Question

11 moles \[{N_2}\] and 12 moles of \[{H_2}\] mixture reacted in 20 litres vessel at 800 K. After equilibrium was reached, 6 moles of \[{H_2}\] present. 3.58 litre of liquid water is injected in equilibrium mixture and resultant gaseous mixture suddenly cooled to 300 K. What is the final pressure of gaseous mixture? Negative vapour pressure of liquid solution. Assume (i) all \[N{H_3}\] dissolved in water (ii) no change in volume of liquid (iii) no reaction of \[{N_2}\] and \[{H_2}\] at 300 K.
A. 18.47 atm
B. 60 atm
C. 22.5 atm
D. 45 atm

Answer 1

Hint: This answer will need the concept of stoichiometry of mole concepts, concept of equilibrium and concept of ideal gas equation.
Firstly if we know the final number of moles at equilibrium, Volume of gas occupied, temperature is given in question, then using the ideal gas equation, we can find out easily the pressure of gas at that point.

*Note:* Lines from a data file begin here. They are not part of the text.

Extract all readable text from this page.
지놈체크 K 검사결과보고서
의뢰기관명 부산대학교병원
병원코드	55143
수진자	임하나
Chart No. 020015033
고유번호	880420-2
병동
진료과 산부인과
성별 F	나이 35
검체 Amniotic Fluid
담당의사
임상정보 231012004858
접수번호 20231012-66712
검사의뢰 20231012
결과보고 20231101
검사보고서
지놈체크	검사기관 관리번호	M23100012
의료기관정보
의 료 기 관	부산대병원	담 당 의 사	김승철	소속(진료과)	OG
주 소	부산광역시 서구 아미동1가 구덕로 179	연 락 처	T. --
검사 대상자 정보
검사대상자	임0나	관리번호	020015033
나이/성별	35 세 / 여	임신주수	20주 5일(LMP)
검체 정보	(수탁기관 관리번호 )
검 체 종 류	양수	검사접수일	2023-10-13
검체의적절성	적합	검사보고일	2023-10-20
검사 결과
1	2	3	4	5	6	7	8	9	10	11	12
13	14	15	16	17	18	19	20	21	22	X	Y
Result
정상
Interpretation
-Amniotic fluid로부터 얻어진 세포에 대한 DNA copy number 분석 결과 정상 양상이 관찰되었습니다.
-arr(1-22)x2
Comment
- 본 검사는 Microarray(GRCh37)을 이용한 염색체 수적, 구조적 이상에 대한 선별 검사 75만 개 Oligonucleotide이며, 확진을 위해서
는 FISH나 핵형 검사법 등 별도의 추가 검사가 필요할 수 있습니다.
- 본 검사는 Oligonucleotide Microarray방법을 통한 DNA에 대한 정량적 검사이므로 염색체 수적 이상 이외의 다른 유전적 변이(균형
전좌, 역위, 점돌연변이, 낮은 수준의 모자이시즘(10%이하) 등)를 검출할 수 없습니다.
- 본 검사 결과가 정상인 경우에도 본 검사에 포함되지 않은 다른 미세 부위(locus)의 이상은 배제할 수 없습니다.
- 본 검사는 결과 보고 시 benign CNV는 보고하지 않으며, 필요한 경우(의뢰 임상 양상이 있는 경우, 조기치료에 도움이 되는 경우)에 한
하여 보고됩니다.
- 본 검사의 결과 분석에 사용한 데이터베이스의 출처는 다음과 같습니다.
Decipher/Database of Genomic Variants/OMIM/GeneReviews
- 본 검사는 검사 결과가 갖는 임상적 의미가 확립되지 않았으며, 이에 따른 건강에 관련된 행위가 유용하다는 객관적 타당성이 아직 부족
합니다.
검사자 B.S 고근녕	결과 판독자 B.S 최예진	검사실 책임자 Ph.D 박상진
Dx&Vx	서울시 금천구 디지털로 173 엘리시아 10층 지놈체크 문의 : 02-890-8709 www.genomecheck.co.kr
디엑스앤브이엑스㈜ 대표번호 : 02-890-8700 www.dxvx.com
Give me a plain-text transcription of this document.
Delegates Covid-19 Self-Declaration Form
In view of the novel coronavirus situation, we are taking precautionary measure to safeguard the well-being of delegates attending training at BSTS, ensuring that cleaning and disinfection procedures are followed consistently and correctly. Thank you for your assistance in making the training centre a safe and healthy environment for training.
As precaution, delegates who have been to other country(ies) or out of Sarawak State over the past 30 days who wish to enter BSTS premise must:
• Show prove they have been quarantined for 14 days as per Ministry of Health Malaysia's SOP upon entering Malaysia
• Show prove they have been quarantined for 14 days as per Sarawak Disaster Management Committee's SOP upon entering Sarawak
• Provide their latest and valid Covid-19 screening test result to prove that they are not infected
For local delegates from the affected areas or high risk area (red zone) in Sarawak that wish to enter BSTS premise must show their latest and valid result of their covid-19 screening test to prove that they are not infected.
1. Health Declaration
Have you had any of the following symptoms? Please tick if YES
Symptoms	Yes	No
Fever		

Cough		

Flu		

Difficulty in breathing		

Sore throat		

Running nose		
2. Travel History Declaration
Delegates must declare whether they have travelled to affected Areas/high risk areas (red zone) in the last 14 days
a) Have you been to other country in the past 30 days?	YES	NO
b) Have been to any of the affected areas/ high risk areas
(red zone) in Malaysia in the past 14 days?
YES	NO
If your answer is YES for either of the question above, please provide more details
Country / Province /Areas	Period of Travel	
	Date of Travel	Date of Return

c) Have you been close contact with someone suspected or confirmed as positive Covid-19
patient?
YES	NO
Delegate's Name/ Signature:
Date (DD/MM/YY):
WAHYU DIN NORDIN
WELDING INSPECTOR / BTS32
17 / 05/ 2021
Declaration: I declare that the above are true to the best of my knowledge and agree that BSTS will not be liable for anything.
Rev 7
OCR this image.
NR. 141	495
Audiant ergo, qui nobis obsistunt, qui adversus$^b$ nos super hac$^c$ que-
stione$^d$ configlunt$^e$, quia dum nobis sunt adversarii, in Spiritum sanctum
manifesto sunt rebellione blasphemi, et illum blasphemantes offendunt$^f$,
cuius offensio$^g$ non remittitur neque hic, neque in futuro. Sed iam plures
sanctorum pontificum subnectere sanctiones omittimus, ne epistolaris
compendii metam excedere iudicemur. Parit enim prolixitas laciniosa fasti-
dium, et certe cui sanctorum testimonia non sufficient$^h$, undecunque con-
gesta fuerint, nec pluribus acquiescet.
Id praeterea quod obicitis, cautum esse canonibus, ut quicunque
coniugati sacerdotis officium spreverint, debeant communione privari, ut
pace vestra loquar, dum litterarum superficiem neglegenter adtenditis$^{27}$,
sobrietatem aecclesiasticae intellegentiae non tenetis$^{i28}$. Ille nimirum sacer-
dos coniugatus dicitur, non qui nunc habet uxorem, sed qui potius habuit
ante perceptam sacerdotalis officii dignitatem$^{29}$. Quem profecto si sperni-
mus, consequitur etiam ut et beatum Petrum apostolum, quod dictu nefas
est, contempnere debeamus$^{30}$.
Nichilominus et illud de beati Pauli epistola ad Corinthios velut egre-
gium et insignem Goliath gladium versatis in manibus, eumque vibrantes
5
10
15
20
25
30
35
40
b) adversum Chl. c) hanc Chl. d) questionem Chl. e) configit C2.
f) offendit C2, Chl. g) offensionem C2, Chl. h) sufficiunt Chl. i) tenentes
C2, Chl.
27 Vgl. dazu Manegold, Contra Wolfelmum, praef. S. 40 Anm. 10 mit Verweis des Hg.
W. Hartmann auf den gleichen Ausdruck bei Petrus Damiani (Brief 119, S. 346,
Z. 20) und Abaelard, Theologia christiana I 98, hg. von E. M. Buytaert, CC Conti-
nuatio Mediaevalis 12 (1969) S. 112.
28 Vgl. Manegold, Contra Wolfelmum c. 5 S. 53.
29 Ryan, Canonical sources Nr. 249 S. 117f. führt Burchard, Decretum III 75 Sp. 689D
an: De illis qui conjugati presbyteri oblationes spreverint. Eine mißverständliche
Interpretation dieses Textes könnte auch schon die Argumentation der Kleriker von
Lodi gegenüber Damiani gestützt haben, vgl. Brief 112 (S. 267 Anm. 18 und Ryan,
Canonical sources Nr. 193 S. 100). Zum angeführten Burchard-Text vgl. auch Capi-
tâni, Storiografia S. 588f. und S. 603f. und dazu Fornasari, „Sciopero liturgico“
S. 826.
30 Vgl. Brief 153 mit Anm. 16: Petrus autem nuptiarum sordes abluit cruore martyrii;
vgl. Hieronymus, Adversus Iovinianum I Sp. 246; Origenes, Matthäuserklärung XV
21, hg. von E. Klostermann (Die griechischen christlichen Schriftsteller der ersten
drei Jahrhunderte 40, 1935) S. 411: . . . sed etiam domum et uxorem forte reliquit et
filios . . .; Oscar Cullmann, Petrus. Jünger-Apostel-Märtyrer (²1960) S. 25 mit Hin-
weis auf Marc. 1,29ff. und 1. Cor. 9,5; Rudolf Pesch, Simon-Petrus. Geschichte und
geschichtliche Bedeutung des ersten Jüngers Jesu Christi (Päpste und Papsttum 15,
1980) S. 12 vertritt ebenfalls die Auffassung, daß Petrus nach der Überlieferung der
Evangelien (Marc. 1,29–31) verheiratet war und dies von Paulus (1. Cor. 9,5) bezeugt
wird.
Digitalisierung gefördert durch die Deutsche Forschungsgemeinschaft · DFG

Complete step by step answer:
We have been given initially 11 moles \[{N_2}\] and 12 moles of \[{H_2}\] mixture, this will result in formation of Ammonia, $N{H_3}$ as the following reaction given below:
\[{N_2} + 3{H_2} \to 2N{H_3}\]
Initial:
\[{\text{ 11 12 0}}\]
At equilibrium, it is given that 6 moles \[{H_2}\] is present.
The amount of \[{H_2}\] used will be total subtracted from remaining at equilibrium.
\[ {\text{Amount of }}{H_2}{\text{ used or reacted = 12}} - 6 = 6moles\]
Using unitary method, we know from equation, 3 moles \[{H_2}\] will produce 2 moles $N{H_3}$ , so 6 moles \[{H_2}\] will produce 4 moles $N{H_3}$.
Now we also know from equation, that 3 moles \[{H_2}\] will need 1 mole of \[{N_2}\] to react, so 6 moles of \[{H_2}\] at equilibrium will react with 2 moles of \[{N_2}\].
Remaining \[{N_2}\] will be a subtraction of total from used.
\[{N_2}{\text{ remaining at equilibrium = }}11 - 2 = 9moles\]
Now, we also know from the given assumption, that the ammonia produced is dissolved in water, so we don’t have any ammonia in gases. The reaction can be written as:
\[N{H_3} + {H_2}O \to N{H_4}OH\]
So the total number of moles at equilibrium will be the sum of moles of \[{N_2}\] and \[{H_2}\] at equilibrium.
\[\therefore {\text{Total moles (n) = moles of }}{{\text{N}}_{\text{2}}}{\text{ + moles of }}{{\text{H}}_{\text{2}}}\]
Substituting the values we get total moles as:
\[n = 6 + 9\]
\[ n = 15moles\]
Now, we need to find the volume of gas occupied. The total volume of container is 20 litres, but it is written in question that 3.58 litres of water is injected, so that volume is occupied by liquid, so the remaining volume of container will be occupied by gas.
\[{\text{Volume of gas occupied = Volume of container }} - {\text{ Volume of liquid}}\]
\[V = 20 - 3.58\]
\[ V = 16.42Litres\]
\[T = 300K\] (given in question)
\[R = 0.0821atm.Lmo{l^{ - 1}}{K^{ - 1}}\] (we have chosen this value as Volume is in litres and we have to get Pressure in atm).
We know ideal gas equation as:
\[PV = nRT\]
Rearrange and get value of pressure as P on one side:
\[P = \dfrac{{nRT}}{V}\]
Now, substitute the above values into the ideal gas equation:
\[P = \dfrac{{15 \times 0.0821 \times 300}}{{16.42}}\]
On simplification and getting the final value of Pressure, we can write as:
\[\therefore P = 22.5atm\]

So, the correct answer is Option C.

Note: We may consider moles of ammonia, $N{H_3}$ into total moles, but remember the assumption given that the ammonia will dissolve in water.
Next common mistake can be for volume, we need to remember that in the ideal gas equation, we have to substitute the volume of gas occupied, not the volume of liquid present, so we should be careful in substituting values of Volume in ideal gas equation.